Eventbrite has long been an acceptable but expensive choice for event organizers, offering a range of services to sell tickets online. However, recent changes in their pricing structure have left many users searching for alternatives. Read on to find out about Eventbrite’s new pricing model and why many are making the switch.

Eventbrite’s Pricing Challenges

Eventbrite was never known for its affordability when it came to ticketing fees. Their previous pricing structure included a ticketing fee of 3.7% plus $1.79 per ticket sold. To put this in perspective, let’s compare it to TicketPeak, a competitor with a fee of 1.5% plus $0.50 per ticket—a considerable cost difference.

Now, you must pay a monthly fee based on the number of attendees—an additional expense that users didn’t anticipate. For instance, Eventbrite charges $29 per month for only 100 tickets, $79 per month for 250 tickets, and $159 per month for more than 250 tickets. This change in pricing structure has caught the attention of event organizers, especially those putting on events frequently, like performing arts organizations.

Their Small Print

In small print at the bottom of Eventbrite’s pricing page is a note stating, “For all plans,  Ticketing Fees may apply. Ticketing Fees are paid by ticket buyers unless you choose to cover them.” Are they trying to hide the fact that ticketing fees comprise about 90% of the fees?

Eventbrite also modified their cancellation policy, no longer providing refunds for canceled tickets. This can be a significant drawback, particularly for event organizers who rely on flexibility when managing their events. Can you imagine not getting your ticketing fees returned if you had to cancel an event? Note also that Eventbrite does not offer live support for most plans.

A History of Fee Increases

Eventbrite’s recent pricing adjustments mark the tenth time since 2007 that they have increased their fees. This pattern of frequent fee hikes raises concerns for event organizers who anticipate ongoing price increases in the future.

Eventbrite is a large publicly-traded company.

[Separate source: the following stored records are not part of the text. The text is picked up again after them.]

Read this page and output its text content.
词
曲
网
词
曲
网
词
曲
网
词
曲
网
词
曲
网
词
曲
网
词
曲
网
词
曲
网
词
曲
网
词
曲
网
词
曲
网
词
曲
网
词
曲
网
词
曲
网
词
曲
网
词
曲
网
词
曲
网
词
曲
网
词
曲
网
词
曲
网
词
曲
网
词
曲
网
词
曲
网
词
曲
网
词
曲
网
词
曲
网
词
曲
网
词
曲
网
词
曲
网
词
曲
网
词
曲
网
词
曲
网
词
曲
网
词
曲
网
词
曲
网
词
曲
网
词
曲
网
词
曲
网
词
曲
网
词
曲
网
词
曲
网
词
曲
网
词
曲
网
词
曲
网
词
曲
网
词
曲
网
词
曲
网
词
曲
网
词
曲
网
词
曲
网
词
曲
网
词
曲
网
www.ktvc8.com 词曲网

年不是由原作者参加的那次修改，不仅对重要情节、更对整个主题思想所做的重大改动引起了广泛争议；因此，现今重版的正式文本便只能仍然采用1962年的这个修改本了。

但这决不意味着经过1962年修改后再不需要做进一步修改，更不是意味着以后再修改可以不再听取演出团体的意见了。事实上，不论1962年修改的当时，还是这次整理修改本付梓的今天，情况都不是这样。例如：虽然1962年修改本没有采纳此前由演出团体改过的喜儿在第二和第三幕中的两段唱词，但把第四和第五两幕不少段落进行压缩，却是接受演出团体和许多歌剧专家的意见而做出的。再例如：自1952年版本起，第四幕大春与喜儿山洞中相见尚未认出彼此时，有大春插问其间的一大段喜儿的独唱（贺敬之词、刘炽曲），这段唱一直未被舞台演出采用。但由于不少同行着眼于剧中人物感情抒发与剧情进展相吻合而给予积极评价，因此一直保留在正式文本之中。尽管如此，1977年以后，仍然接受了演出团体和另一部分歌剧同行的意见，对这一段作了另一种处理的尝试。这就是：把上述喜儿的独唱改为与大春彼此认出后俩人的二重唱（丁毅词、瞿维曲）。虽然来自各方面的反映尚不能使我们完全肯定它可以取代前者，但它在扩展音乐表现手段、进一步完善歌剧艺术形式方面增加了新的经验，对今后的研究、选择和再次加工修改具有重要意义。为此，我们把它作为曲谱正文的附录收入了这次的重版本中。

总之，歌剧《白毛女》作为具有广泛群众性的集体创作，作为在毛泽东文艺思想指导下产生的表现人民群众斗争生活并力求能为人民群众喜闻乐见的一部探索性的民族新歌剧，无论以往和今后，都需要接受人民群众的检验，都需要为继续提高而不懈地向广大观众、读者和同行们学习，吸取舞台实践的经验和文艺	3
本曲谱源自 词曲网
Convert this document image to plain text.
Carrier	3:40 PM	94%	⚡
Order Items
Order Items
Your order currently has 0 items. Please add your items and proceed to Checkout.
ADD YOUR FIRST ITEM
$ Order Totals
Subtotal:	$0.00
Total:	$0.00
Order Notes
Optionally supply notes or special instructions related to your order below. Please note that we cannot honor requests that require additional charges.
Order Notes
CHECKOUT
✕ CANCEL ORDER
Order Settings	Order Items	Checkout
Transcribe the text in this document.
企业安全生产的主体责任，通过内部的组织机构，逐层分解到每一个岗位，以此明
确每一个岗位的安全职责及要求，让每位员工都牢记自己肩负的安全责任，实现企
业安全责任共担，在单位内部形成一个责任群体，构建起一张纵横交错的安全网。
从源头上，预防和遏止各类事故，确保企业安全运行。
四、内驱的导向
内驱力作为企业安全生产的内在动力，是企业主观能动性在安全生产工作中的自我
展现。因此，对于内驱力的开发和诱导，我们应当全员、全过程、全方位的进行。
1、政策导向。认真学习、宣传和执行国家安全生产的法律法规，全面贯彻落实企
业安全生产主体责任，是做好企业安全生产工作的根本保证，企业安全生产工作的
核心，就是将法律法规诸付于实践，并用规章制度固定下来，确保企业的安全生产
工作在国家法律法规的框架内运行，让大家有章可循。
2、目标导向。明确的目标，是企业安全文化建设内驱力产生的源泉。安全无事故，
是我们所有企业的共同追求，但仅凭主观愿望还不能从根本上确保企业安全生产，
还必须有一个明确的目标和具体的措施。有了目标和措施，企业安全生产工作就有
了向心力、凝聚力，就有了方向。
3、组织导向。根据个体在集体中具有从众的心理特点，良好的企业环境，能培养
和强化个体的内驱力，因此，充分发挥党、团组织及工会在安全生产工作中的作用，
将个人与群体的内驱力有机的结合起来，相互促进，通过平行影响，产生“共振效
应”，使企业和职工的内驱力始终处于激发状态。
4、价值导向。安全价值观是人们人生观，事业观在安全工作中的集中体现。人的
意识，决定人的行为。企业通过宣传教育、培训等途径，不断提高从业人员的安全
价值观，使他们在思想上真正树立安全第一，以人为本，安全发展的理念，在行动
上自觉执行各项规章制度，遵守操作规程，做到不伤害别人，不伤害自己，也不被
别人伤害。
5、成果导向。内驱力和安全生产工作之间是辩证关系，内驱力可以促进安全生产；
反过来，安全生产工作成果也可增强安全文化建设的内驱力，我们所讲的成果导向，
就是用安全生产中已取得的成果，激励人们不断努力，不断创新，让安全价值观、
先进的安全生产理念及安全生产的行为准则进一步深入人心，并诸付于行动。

Looking at their financials, you can understand why they wish to raise prices – they have been unprofitable. Eventbrite has averaged a loss of $68 million per year in the last five years.

Affordable Eventbrite Alternatives

For many event organizers, the increasing costs and limitations of Eventbrite have led them to explore alternatives. Consider the price difference between Eventbrite and TicketPeak: Say you’re a performing arts organization, selling 500 tickets per month with a price of $20 per ticket. You will pay Eventbrite $17,088 per year. You would pay TicketPeak $6,300 – approximately one-third of Eventbrite’s pricing.

Furthermore, TicketPeak provides functions required by performing arts organizations, such as subscriptions, flex passes, classes, and audition management.


Eventbrite’s new pricing model has triggered a wave of concern among event organizers. The combination of high ticketing fees, additional monthly charges, restrictive policies, and a history of fee increases has prompted many to seek alternatives to Eventbrite. If you’re considering a change, exploring alternatives like TicketPeak may be a wise decision for your future event management needs.